DarrinBrunner@lemmy.world 11 hours ago
None of my hardware talks to me. I also shut down the Christmas lights in my case, and on my mouse.
I haven’t come across a kiosk that talks yet, but I suppose it will happen any day now.
ChaoticNeutralCzech@feddit.org 7 hours ago
I don’t want them in my case,
I don’t want then on my mouse.(Reference to Ted Cruz’s awful poetry)
TootSweet@lemmy.world 13 hours ago
The mind of man is holy.
can@sh.itjust.works 12 hours ago
I instinctively reply to self checkouts politely but sarcastically. I hope our eventual overlords take it in good humour.
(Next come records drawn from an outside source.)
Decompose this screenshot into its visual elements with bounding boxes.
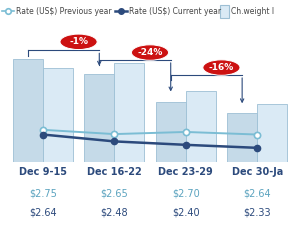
Bar xyxy=(13,59,43,162)
Text: $2.75: $2.75 xyxy=(29,189,57,198)
Bar xyxy=(114,63,144,162)
Text: $2.48: $2.48 xyxy=(100,207,128,217)
Text: -16%: -16% xyxy=(209,63,234,72)
Ellipse shape xyxy=(60,34,97,50)
Text: $2.70: $2.70 xyxy=(172,189,200,198)
Text: $2.65: $2.65 xyxy=(100,189,128,198)
Ellipse shape xyxy=(203,60,240,75)
Bar xyxy=(84,74,114,162)
FancyBboxPatch shape xyxy=(220,4,229,18)
Ellipse shape xyxy=(131,45,169,60)
Text: Rate (US$) Current year: Rate (US$) Current year xyxy=(129,7,221,16)
Text: Dec 16-22: Dec 16-22 xyxy=(87,167,142,177)
Text: Rate (US$) Previous year: Rate (US$) Previous year xyxy=(16,7,112,16)
Text: $2.33: $2.33 xyxy=(243,207,271,217)
Text: Dec 23-29: Dec 23-29 xyxy=(158,167,213,177)
Text: -1%: -1% xyxy=(69,37,88,46)
Text: -24%: -24% xyxy=(137,48,163,57)
Bar xyxy=(156,102,186,162)
Text: Ch.weight I: Ch.weight I xyxy=(231,7,274,16)
Text: Dec 30-Ja: Dec 30-Ja xyxy=(232,167,283,177)
Text: $2.40: $2.40 xyxy=(172,207,200,217)
Bar xyxy=(257,104,287,162)
Bar xyxy=(227,113,257,162)
Text: Dec 9-15: Dec 9-15 xyxy=(19,167,67,177)
Bar xyxy=(43,68,73,162)
Bar xyxy=(186,91,216,162)
Text: $2.64: $2.64 xyxy=(243,189,271,198)
Text: $2.64: $2.64 xyxy=(29,207,57,217)
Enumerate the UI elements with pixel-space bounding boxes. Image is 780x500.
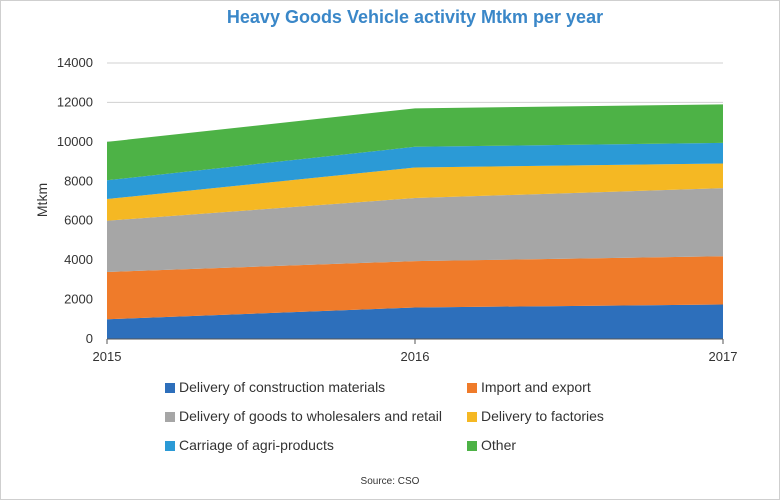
y-axis-label: Mtkm: [34, 183, 50, 217]
y-tick-label: 4000: [64, 252, 93, 267]
area-delivery-of-construction-materials: [107, 304, 723, 339]
area-delivery-of-goods-to-wholesalers-and-retail: [107, 188, 723, 272]
area-carriage-of-agri-products: [107, 142, 723, 200]
legend-item: Import and export: [467, 379, 591, 395]
legend-label: Import and export: [481, 379, 591, 395]
x-tick-label: 2016: [401, 349, 430, 364]
legend-label: Delivery to factories: [481, 408, 604, 424]
y-tick-label: 8000: [64, 173, 93, 188]
legend-swatch: [165, 412, 175, 422]
legend-item: Other: [467, 437, 516, 453]
y-tick-label: 14000: [57, 55, 93, 70]
legend-label: Carriage of agri-products: [179, 437, 334, 453]
chart-title: Heavy Goods Vehicle activity Mtkm per ye…: [227, 7, 603, 27]
y-tick-label: 10000: [57, 134, 93, 149]
legend-item: Delivery of construction materials: [165, 379, 385, 395]
legend: Delivery of construction materials Import…: [165, 379, 604, 453]
x-tick-label: 2017: [709, 349, 738, 364]
legend-label: Other: [481, 437, 516, 453]
axes: 0 2000 4000 6000 8000 10000 12000 14000 2015 2016…: [57, 55, 738, 364]
legend-item: Carriage of agri-products: [165, 437, 334, 453]
area-import-and-export: [107, 256, 723, 320]
area-delivery-to-factories: [107, 163, 723, 221]
area-series: [107, 104, 723, 339]
legend-item: Delivery of goods to wholesalers and ret…: [165, 408, 442, 424]
source-note: Source: CSO: [361, 476, 420, 487]
legend-swatch: [467, 412, 477, 422]
legend-swatch: [165, 383, 175, 393]
x-tick-label: 2015: [93, 349, 122, 364]
y-tick-label: 6000: [64, 213, 93, 228]
legend-label: Delivery of construction materials: [179, 379, 385, 395]
y-tick-label: 12000: [57, 94, 93, 109]
legend-swatch: [165, 441, 175, 451]
area-other: [107, 104, 723, 181]
legend-swatch: [467, 441, 477, 451]
legend-swatch: [467, 383, 477, 393]
y-tick-label: 2000: [64, 292, 93, 307]
legend-item: Delivery to factories: [467, 408, 604, 424]
y-tick-label: 0: [86, 331, 93, 346]
legend-label: Delivery of goods to wholesalers and ret…: [179, 408, 442, 424]
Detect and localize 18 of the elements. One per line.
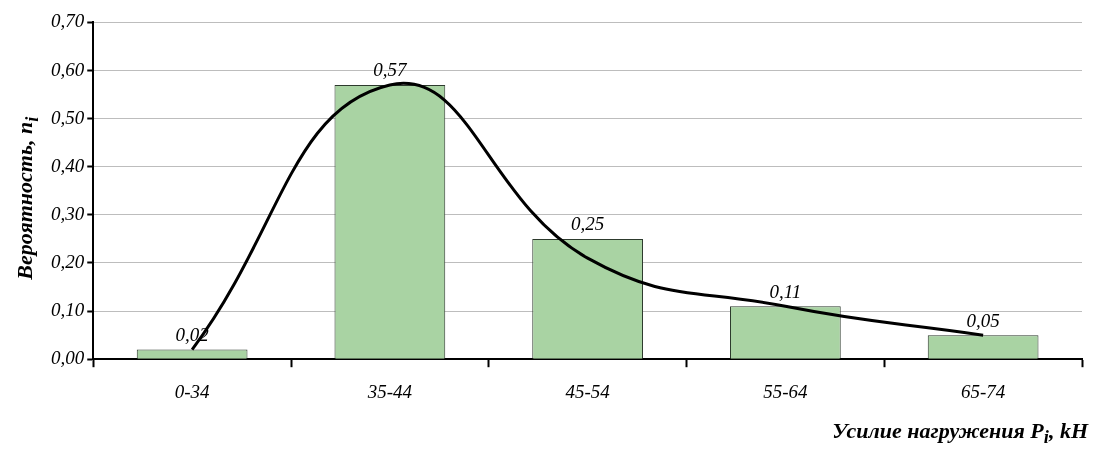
y-tick-label: 0,10 (51, 299, 85, 321)
y-tick-label: 0,60 (51, 58, 85, 80)
y-tick-label: 0,40 (51, 154, 85, 176)
x-tick-label: 45-54 (565, 380, 611, 402)
x-axis-title: Усилие нагружения P$_{i}$, kH (832, 418, 1088, 449)
x-tick-label: 35-44 (366, 380, 413, 402)
x-tick-label: 55-64 (763, 380, 809, 402)
data-label: 0,25 (571, 213, 605, 235)
data-label: 0,57 (373, 59, 408, 81)
data-label: 0,05 (966, 309, 1000, 331)
y-tick-label: 0,70 (51, 10, 85, 32)
data-label: 0,11 (769, 280, 802, 302)
y-tick-label: 0,00 (51, 347, 85, 369)
y-tick-label: 0,20 (51, 250, 85, 272)
y-tick-label: 0,30 (51, 202, 85, 224)
x-tick-label: 65-74 (960, 380, 1006, 402)
x-tick-label: 0-34 (174, 380, 211, 402)
y-tick-label: 0,50 (51, 106, 85, 128)
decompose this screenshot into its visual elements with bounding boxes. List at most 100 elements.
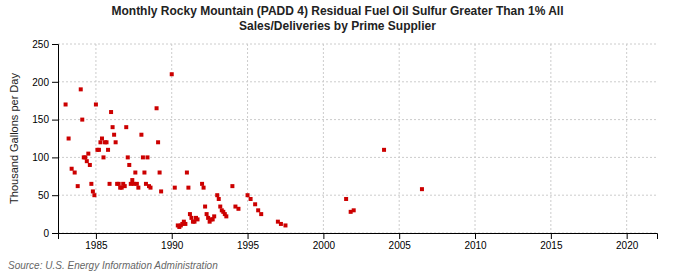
point bbox=[80, 118, 84, 122]
tick-label: 250 bbox=[32, 39, 49, 50]
tick-label: 2020 bbox=[616, 240, 639, 251]
point bbox=[139, 133, 143, 137]
tick-mark bbox=[323, 233, 324, 239]
grid-line bbox=[626, 44, 627, 233]
grid-line bbox=[95, 44, 96, 233]
tick-mark bbox=[52, 44, 58, 45]
tick-label: 2015 bbox=[540, 240, 563, 251]
y-axis: 050100150200250 bbox=[32, 39, 58, 239]
point bbox=[189, 216, 193, 220]
grid-line bbox=[247, 44, 248, 233]
tick-mark bbox=[172, 233, 173, 239]
tick: 1995 bbox=[237, 233, 260, 251]
point bbox=[85, 159, 89, 163]
tick-label: 2005 bbox=[389, 240, 412, 251]
point bbox=[256, 208, 260, 212]
tick-mark bbox=[52, 120, 58, 121]
point bbox=[91, 189, 95, 193]
point bbox=[224, 214, 228, 218]
tick-mark bbox=[96, 233, 97, 239]
point bbox=[173, 186, 177, 190]
point bbox=[124, 125, 128, 129]
point bbox=[135, 182, 139, 186]
tick: 0 bbox=[43, 228, 58, 239]
plot: 1985 1990 1995 2000 2005 2010 2015 2020 0 50 100 15… bbox=[8, 39, 658, 251]
point bbox=[101, 155, 105, 159]
grid bbox=[58, 44, 657, 233]
point bbox=[382, 148, 386, 152]
point bbox=[89, 182, 93, 186]
point bbox=[73, 171, 77, 175]
point bbox=[141, 155, 145, 159]
chart: Monthly Rocky Mountain (PADD 4) Residual… bbox=[0, 0, 675, 275]
point bbox=[156, 140, 160, 144]
point bbox=[142, 171, 146, 175]
tick-mark bbox=[52, 157, 58, 158]
tick-label: 1985 bbox=[85, 240, 108, 251]
point bbox=[83, 155, 87, 159]
point bbox=[344, 197, 348, 201]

TropicalDingdong@lemmy.world 12 hours ago
If it speaks it has a tongue. If it has a tongue, it can be cut out.
ChaoticNeutralCzech@feddit.org 7 hours ago
And get you arrested, screaming “I wasn’t trying to steal cash from the self-checkout machine, just rip its speaker wires!”
DaMummy@hilariouschaos.com 12 hours ago
Thank you
PieMePlenty@lemmy.world 1 hour ago
I agree, just without the religious dogma… I’m a person, its a tool… I don’t need a tool tanking me and I don’t need to thank a tool. That’s it.